Bebeğim derken kafasını koyduğu omuzumdan ayrılarak gözlerini gözlerime dikti. Gözleri parlıyordu ve o bakışı o kadar güzeldi ki.

"Korktum Justin,meraktan öldüm."

"Buradayım,kaygılanma. O orospu evladını götünden sikeceğim. Tek emin olacağın şey bu olsun."

Ellerini ellerimle birleştirdi ve bir valizini eline aldı. Diğerini ise ben tuttum.  Beni havalimanından çıkartmak istedi artık. Başbaşa kalıp dinlenmek,özlem gidermek için sabırsızlıkla bekliyorum.

"Bu gece benimle uyur musun Justin?"

Gülümsedi. O gülümseme içimi öyle bir ısıttı ki,kalbim ısındı.

"Elbette,başka şekilde olması mümkün mü?"

Kapıya yaklaştığımızda Justin telefonu cebinden çıkartıp saate baktı. Kapının önünde bekleyen taksiyi el işareti ile durdurup bagaja valizleri koydu. Şuan mutluluktan korkuyorum. Her şey bozulacak diye...

***

"Kath, iyi misin? Bana bak."

Nefesim göğüsümden geçmiyordu, adeta sıkışmıştı. Ellerimi göğüsüme bastırıp kaldım. Justin ne olduğunu anlamaya çalışsa da anlatamıyordum acıdan. 

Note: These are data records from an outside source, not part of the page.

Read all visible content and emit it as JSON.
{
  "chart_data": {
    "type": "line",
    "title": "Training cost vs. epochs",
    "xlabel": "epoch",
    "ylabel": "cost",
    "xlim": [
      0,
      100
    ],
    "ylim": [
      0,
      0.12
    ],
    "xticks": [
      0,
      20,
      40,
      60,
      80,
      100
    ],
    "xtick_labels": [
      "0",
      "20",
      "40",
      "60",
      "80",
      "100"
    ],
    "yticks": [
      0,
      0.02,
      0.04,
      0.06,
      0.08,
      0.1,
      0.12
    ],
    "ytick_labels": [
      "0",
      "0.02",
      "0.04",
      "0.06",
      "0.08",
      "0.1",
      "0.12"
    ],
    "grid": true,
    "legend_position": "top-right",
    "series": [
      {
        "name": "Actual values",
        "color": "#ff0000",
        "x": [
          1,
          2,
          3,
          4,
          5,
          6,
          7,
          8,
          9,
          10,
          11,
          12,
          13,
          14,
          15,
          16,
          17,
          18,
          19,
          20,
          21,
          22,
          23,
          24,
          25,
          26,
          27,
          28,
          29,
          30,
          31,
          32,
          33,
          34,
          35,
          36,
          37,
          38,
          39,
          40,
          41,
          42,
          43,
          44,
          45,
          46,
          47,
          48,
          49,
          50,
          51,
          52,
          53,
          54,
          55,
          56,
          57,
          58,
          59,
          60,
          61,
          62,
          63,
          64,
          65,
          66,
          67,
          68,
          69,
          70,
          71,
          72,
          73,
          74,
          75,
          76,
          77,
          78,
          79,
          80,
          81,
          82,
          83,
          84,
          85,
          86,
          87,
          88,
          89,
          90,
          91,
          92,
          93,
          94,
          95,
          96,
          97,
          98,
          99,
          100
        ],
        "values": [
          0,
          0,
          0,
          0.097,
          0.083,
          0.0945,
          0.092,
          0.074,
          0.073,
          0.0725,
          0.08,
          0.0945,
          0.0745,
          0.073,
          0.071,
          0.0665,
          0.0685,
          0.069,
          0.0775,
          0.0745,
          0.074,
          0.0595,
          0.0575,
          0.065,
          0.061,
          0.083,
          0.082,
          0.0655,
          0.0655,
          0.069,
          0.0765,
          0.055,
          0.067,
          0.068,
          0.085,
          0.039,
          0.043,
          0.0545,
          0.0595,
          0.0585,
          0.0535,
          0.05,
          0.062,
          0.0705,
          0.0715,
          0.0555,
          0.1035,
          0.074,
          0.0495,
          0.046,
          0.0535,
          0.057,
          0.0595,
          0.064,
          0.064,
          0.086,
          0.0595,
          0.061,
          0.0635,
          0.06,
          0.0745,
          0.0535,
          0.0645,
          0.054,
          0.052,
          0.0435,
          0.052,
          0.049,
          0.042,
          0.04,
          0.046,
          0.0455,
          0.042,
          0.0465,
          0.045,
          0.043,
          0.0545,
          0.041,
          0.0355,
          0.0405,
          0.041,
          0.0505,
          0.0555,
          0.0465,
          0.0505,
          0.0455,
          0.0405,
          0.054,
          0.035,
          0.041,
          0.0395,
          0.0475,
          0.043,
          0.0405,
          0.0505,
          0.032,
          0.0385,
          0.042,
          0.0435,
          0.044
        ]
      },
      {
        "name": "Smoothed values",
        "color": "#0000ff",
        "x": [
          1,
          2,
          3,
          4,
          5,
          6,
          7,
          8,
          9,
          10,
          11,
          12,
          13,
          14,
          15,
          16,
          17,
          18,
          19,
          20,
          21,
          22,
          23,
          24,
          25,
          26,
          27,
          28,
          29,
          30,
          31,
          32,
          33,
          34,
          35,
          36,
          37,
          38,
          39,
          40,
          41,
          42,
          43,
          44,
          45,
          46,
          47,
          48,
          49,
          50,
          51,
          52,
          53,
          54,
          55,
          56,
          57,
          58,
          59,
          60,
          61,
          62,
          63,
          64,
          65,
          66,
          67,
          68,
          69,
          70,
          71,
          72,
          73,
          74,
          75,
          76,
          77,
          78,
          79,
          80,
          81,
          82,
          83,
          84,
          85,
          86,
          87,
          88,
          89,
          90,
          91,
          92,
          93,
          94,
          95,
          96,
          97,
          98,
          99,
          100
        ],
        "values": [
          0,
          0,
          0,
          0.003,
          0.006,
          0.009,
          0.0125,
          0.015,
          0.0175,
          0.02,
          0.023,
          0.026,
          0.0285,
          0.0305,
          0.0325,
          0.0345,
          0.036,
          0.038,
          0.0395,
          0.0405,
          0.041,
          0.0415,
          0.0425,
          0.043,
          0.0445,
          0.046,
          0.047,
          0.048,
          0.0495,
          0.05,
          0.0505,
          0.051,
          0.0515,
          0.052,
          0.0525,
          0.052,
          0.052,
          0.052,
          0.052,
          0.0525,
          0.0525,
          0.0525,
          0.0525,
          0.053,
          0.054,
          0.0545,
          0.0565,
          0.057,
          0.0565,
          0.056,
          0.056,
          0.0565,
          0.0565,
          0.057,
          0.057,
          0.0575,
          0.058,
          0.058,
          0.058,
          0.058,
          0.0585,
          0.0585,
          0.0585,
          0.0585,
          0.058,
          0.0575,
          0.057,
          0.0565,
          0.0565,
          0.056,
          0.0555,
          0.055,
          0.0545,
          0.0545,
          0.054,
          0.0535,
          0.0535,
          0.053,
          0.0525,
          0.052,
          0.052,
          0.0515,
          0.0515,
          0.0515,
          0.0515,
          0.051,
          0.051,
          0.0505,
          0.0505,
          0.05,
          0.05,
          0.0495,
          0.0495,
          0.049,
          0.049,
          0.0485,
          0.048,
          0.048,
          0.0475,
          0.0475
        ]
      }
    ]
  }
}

"Fazla kıpırdama,ineceğiz şimdi çok az kaldı. Dayan lütfen. Bak geldik eve."

Zar zor nefes geçse de hala kötüydüm.Eve kadar dayanmak zorundaydım.

Yaklaşık 3 dakika sonra taksi evimin kapısının önünde durdu ve indik. Tanrı'ya şükürler olsun ki gelmeyi başarmıştık.Ölüm gibi bir şeydi bu yol, bitmek bilmedi. Jus valizleri çıkartırken ben de yavaş yavaş bir kaç adım bahçeye doğru yaklaştım. O ise arkamdan geldi. 

"Sonunda gelebildik, daha iyiyim artık. Sen varsın ya bu bana yeter."

Önden önden yürüdüğüm için Justin'i göremiyordum. Söylediğim cümleye karşılık vermedi. Meraklanıp arkamı döndüm.

SİKTİR

Josh piçi Justin'in tam karşısında durmuş,gözlerini ona dikmişti. SİKTİR ŞİMDİ NE YAPACAĞIM?

"Josh, belanı sikmek için yanına gelecektim. Şansa bak ki ayağıma kadar geldin. Bu çok hoşuma gitti."

Josh boş bir gülüş attı ortaya. Aşırı derecede alaycı ve sinir bozucuydu. Beni tedirgin etmek için yaşıyor bu piç sanki.

"Bir kaç dakika sonra kimin belasının sikildiği belli olacak."

Arka cebinden çıkarttığı silahı Justin'in anlına doğru kaldırdı.Elimin ayağımın nasıl boşaldığını anlatacak kelimeleri bulamıyorum. Adeta ölmüşüm de ruhum vücudumdan çekiliyor gibi.

"Josh indir şunu. İNDİR ŞUNU"

Bağırışlarım sokağı inletmeye yeterdi. Tekrar bağırdım.